トランプ大統領がグリーンランド購入を進めようとしているのは、米中貿易戦争のなかで、グリーンランドに眠るレアアースが極めて重要な意味を持つからである。
グリーンランドが米中両国に対して中立的な立場を取ればアメリカには不利となるが、100%の権益を確保できれば、レアアースでは互角の戦いが可能になり、半導体など他の分野で中国を上回る優位性を確保できる。アメリカにとっては大きな戦略的メリットとなる。
「100%の権益」とは、まさに「購入」することにほかならない。
「グリーンランド購入」が
現実的ではない理由
とはいえ、グリーンランドの「購入」はそもそも可能なのだろうか。
グリーンランドはデンマークの自治領であり、外交や防衛はデンマーク本国が担っている。

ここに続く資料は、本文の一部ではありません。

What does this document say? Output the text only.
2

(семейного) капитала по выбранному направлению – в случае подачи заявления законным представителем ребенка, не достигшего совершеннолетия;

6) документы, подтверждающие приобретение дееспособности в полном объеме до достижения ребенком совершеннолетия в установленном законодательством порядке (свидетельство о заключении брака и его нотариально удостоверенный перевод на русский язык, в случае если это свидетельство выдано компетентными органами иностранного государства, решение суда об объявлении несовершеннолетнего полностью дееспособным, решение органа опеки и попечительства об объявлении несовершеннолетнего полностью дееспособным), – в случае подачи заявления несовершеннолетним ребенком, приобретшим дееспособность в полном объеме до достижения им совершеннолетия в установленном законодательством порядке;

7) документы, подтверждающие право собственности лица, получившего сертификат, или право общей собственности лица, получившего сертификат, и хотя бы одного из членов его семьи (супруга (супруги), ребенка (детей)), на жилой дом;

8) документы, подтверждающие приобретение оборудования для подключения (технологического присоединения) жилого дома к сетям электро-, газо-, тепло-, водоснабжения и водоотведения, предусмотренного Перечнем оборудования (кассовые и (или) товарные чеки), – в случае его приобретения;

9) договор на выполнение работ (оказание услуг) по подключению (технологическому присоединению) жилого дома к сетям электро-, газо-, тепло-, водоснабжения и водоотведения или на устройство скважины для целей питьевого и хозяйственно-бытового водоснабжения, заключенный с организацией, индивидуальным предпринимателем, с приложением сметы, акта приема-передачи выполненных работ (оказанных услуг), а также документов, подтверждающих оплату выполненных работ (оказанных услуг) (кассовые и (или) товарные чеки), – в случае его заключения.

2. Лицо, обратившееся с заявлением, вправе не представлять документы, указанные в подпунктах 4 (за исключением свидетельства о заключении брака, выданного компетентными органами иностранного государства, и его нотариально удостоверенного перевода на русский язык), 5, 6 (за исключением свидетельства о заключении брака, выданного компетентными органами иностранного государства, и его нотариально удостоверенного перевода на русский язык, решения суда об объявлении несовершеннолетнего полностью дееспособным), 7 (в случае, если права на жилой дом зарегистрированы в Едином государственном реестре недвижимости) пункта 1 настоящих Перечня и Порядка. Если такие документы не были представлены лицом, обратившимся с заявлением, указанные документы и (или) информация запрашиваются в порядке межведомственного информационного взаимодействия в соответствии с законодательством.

その一方で、鉱物資源の開発については現地政府が独自の権限を持っており、たとえアメリカが多額の資金を用意しようが、住民の同意がなければ開発を進めることはできない。
実際、グリーンランドの住民からは「外資に資源を奪われるのではないか」「環境破壊につながるのではないか」といった懸念の声が強く出ており、開発には慎重な姿勢が目立つ。